Biomarker distributions in the organofacies of petroleum systems are often distinct in various portions of WIS basins, Curtis noted. Combined with data on isotopes, they enable oil-oil and oil-source correlations to be made with high confidence.
“On the geoscience side, geochemistry data can be mapped to really help your exploration efforts,” he said. “The carbon isotopes and biomarkers are like fingerprints that can characterize the source and migration histories of oils.”
This emerging Niobrara-Mowry super basin complex of separate basins offers multiple play possibilities, including a full range of unconventional resource opportunities.
“There are folks looking at the Piceance and the Uinta (basins), at the Mowry and Niobrara equivalents of rocks found further to the east. Things are ‘quietly active,’” Curtis said. “Right now, the Denver Julesburg and the Powder River are the two most active basins.”
“There’s always work going on in the Green River, and in the Piceance, but as you get gassier the activity slows down because of economics,” he added.
May said operators “are starting to look at a play that sits between the Mowry and the Niobrara. It’s called the Greenhorn limestone.
“There are also abundant sandstone plays – the Frontier, the Turner, the Parkman, the Shannon, the Sussex – there’s a whole series of these interfingered sandstones. They call them halo plays where we are drilling horizontal wells beyond traditional vertical production,” said May.
The term “halo” has been used because the conventional core areas are encircled by areas of lower permeability and porosity, he explained.
“We’re seeing two things happening.
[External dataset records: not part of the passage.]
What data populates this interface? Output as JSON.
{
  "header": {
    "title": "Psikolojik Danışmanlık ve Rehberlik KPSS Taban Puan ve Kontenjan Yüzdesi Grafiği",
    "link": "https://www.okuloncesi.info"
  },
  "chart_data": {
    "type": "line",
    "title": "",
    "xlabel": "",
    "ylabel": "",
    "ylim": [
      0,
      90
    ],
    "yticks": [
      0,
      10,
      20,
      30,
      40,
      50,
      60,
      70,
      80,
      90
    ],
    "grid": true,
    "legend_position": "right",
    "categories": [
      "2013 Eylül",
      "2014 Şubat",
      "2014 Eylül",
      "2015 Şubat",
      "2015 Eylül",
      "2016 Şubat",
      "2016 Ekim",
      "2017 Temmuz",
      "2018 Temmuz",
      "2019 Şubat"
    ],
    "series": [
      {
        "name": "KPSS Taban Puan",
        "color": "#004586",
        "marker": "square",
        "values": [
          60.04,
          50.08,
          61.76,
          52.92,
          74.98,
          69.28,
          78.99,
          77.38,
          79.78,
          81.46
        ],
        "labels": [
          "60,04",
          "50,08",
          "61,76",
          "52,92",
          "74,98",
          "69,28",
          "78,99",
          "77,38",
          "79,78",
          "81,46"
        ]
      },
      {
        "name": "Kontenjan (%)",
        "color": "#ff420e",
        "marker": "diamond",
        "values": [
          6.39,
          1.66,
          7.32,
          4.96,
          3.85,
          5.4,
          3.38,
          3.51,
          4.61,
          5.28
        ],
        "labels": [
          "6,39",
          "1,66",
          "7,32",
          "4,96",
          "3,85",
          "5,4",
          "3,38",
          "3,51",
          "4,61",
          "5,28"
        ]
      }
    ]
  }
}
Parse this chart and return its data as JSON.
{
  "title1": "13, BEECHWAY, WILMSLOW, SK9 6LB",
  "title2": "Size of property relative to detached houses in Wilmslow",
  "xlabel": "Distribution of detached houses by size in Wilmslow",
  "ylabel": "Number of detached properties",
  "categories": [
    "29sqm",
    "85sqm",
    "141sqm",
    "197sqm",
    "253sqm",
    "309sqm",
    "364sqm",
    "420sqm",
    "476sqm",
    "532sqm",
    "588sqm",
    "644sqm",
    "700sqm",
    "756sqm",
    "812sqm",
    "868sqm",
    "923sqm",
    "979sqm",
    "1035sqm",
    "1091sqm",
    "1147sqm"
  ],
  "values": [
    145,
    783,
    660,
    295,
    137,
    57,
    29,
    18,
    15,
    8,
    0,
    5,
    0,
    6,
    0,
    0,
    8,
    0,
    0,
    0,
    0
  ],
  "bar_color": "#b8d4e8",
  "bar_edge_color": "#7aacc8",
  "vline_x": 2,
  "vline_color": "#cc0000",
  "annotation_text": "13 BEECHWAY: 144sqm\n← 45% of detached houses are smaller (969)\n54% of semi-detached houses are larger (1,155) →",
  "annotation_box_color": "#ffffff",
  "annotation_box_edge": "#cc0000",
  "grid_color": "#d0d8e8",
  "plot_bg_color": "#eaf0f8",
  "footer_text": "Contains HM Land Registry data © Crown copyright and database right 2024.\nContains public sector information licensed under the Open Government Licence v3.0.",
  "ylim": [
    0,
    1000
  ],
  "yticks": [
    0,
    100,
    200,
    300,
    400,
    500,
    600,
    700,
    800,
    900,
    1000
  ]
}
We’re tapping into units we used to think were too tight, i.e., low porosity and low permeability. And we’re also going into areas where people weren’t exploring much before,” May said.
One example is the North Park Basin, which “has been a minor basin, as far as exploration goes, over the decades,” he noted.
May said as a geologist at EOG Resources he was once told, “Don’t even think about drilling horizontal wells below 10,000 feet” because they would automatically be uneconomic.
In the Rockies today, “because we’ve improved our drilling economics and improved our abilities, we’re routinely landing horizontals at 12,000 feet, 13,000 feet or deeper,” he said, with wells below 13,000 feet now considered “deep” wells.
“The future lies in getting oil and gas out of deeper intervals and tighter intervals,” May said. “We’re looking at these edgy areas that we just couldn’t produce before with conventional vertical wells.”
“There’s a great deal of remaining potential. There’s no sign of peaking production in any of these Rockies basins,” Curtis noted.
“There will always be operators who can get their overhead down and go in there and get the job done. I’m very bullish on the Rockies, on these Western Interior Seaway basins,” he said.